It always bugs me a bit when a market event that happens for one cause is attributed to another cause merely to advance an easy narrative. The awful 5y TIPS auction Thursday and subsequent flush of TIPS breakevens is being attributed to a “fading of inflation concerns.” There may be some fading of inflation concerns, although as I demonstrated in my last article expectations for core inflation haven’t been fading.
But the main reasons the auction failed were far simpler. Prime among these is that the 5-year TIPS have always had more problems being sold, because people who want inflation protection tend to primarily want long inflation protection. In the last couple of years, I’ve had discussions with many institutional investors who expressed interest when I discussed a 50-year inflation-linked bond.
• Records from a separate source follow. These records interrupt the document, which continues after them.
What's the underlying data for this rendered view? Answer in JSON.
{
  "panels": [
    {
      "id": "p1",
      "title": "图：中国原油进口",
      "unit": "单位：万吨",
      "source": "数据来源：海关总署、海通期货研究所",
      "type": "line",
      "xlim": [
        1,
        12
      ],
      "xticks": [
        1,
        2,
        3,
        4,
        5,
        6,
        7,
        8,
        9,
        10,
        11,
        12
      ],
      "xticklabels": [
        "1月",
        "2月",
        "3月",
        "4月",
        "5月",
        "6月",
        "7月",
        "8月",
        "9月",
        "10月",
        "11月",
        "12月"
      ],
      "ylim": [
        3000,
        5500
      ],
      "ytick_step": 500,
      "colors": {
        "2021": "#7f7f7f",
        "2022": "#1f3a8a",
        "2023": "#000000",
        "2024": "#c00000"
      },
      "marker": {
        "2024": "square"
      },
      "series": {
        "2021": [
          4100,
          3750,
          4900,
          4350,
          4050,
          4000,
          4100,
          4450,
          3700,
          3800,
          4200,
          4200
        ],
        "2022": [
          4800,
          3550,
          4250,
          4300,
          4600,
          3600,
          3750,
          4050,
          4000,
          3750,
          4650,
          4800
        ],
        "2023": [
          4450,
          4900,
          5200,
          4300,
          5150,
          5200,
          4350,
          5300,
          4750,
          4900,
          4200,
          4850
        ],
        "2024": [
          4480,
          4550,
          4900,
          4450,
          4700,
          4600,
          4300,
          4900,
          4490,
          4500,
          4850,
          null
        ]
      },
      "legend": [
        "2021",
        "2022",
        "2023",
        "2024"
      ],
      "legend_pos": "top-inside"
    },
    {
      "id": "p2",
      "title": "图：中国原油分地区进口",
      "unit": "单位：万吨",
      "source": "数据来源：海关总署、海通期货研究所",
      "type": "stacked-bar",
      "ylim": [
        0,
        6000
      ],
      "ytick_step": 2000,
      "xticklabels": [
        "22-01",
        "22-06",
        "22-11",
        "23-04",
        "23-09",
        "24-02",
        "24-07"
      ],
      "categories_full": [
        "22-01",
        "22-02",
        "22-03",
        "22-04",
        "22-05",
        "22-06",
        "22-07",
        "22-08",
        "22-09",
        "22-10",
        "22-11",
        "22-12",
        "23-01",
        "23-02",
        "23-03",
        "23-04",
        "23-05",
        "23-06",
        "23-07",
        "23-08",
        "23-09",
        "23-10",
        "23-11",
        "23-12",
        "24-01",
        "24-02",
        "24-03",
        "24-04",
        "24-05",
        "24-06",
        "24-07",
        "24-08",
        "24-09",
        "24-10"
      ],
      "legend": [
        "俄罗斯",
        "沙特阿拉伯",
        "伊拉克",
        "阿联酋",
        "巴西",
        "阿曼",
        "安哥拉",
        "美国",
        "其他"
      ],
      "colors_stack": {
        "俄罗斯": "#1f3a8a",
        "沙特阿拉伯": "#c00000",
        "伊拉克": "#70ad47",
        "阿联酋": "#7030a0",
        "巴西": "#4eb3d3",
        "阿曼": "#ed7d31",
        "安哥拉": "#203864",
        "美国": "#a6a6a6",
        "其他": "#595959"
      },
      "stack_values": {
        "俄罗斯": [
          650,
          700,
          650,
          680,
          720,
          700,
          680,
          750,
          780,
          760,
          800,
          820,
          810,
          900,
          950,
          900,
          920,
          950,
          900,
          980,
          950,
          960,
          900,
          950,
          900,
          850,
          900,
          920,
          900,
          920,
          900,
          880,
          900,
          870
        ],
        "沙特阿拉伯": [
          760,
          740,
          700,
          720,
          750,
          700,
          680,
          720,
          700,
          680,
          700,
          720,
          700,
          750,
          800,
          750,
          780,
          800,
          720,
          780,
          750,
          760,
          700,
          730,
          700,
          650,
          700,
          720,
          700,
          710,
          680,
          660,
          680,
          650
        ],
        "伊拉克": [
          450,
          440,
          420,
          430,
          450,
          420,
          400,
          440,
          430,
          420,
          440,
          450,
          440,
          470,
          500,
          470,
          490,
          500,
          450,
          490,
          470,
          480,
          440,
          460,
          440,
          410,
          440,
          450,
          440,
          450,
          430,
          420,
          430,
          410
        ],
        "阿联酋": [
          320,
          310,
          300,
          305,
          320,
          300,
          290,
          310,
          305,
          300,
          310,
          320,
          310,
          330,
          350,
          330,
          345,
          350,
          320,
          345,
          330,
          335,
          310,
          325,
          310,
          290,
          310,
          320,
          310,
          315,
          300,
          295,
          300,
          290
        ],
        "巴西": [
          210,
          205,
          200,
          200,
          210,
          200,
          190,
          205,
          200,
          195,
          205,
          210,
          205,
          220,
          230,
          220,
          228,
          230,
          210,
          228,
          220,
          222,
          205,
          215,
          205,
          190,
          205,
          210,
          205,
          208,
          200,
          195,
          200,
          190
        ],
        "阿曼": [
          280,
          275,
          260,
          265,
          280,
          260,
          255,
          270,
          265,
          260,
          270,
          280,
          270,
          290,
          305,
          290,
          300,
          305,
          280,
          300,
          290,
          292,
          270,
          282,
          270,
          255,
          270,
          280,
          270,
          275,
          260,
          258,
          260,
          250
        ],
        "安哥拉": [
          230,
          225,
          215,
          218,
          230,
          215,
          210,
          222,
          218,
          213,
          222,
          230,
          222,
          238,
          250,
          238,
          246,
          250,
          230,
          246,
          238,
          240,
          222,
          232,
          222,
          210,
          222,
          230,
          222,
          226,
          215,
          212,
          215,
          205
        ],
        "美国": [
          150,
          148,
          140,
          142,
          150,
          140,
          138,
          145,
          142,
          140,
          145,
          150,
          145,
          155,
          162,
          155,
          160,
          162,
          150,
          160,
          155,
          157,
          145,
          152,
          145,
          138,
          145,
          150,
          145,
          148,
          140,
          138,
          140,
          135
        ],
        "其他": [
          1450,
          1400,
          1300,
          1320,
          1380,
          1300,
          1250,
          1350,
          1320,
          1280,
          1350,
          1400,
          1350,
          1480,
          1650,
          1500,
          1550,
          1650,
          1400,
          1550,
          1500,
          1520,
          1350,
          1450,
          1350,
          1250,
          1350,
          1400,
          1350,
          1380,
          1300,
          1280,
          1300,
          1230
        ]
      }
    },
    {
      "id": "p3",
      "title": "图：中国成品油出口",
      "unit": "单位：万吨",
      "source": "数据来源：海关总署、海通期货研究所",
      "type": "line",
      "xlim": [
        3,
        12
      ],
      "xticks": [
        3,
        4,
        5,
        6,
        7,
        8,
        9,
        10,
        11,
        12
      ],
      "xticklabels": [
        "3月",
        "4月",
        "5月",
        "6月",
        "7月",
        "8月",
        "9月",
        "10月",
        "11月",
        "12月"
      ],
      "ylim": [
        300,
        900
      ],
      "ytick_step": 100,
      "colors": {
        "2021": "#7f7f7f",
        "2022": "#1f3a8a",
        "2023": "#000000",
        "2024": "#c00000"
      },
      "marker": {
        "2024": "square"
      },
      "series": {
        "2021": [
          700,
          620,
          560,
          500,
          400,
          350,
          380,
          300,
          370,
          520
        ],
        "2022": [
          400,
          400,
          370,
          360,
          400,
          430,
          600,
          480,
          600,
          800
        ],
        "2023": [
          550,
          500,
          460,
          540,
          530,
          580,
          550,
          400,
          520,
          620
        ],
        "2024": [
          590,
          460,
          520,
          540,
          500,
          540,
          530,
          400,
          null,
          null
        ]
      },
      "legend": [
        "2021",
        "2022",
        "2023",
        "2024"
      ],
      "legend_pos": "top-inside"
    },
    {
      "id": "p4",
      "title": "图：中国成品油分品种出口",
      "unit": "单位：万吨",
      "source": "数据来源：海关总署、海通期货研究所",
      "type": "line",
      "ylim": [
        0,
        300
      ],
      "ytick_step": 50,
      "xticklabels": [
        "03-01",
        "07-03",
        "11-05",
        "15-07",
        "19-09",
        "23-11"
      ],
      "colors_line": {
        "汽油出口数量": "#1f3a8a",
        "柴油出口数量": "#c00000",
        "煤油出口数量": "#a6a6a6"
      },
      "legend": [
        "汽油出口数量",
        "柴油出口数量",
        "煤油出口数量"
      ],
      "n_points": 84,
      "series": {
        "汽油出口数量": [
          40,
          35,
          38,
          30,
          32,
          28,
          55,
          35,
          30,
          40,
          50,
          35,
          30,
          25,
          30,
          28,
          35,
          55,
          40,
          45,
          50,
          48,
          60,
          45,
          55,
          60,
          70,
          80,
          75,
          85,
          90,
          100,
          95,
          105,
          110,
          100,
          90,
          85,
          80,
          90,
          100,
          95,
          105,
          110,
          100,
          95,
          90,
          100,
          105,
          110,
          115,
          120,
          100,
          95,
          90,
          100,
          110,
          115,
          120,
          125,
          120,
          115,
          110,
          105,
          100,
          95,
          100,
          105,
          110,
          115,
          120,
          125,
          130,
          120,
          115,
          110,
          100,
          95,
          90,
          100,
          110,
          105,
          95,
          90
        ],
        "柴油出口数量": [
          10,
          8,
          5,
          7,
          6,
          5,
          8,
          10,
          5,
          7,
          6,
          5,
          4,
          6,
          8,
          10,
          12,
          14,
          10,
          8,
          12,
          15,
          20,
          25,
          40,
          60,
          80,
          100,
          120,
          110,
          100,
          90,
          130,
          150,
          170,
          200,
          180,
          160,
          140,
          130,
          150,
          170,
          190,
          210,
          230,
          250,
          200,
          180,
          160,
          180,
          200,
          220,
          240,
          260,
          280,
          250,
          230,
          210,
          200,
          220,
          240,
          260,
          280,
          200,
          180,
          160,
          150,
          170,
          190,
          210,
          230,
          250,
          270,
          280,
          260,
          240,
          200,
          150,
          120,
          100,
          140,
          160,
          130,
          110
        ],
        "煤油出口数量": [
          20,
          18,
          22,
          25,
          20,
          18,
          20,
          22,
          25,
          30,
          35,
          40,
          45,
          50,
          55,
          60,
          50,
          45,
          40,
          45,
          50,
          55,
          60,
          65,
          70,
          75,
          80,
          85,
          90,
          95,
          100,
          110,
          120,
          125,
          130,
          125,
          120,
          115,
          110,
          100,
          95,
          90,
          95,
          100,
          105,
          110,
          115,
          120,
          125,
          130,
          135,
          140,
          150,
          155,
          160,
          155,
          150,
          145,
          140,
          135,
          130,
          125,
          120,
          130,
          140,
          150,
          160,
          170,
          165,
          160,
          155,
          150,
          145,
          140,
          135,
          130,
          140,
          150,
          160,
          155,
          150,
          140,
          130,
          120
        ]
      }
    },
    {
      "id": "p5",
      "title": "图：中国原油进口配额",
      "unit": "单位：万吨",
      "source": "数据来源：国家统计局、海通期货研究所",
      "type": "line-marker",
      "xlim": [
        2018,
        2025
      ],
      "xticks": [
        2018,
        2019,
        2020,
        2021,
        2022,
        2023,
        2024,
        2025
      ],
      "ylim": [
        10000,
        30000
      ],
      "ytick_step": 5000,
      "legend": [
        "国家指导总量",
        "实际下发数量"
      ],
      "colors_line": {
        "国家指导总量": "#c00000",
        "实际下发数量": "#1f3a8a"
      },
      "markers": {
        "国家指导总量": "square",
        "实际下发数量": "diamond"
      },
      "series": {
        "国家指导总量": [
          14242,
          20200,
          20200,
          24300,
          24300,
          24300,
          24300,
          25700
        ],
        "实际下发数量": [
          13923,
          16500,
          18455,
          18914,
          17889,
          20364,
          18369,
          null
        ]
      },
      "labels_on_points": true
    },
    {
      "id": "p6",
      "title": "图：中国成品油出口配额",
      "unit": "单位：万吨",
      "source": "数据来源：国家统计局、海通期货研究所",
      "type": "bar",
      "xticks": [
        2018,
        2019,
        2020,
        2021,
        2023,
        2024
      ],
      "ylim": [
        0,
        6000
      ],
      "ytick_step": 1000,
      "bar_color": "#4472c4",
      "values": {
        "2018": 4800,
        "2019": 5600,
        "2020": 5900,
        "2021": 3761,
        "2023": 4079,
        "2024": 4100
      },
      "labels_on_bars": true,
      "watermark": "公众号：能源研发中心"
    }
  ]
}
But the 5y TIPS are mainly of interest to (a) indexers and (b) foreign central banks.
As such, they are prone to occasional disasters when the central banks don’t show up, dealer risk-taking appetite is low, and market momentum is such that dealers don’t feel like warehousing the auction risk until the indexes are rebalanced at month-end and the indexers come for the paper. This isn’t to say that I expected this to be a bad auction, because the last few auctions of all kinds have been pretty normal (that is, more like normal Treasury auctions than like TIPS auctions of old). But it’s not surprising to me that it happened. And it has nothing to do with inflation fears fading, except that some buyers perhaps figured they could buy at better levels later because of the market narrative about inflation fears fading.
And Friday, we saw a big bounce-back in breakevens. What does that do to the narrative?
Disclosure: As an aside, our Fisher model identified TIPS as exceptionally cheap compared with nominal bonds after the auction and went fully long breakevens on the close.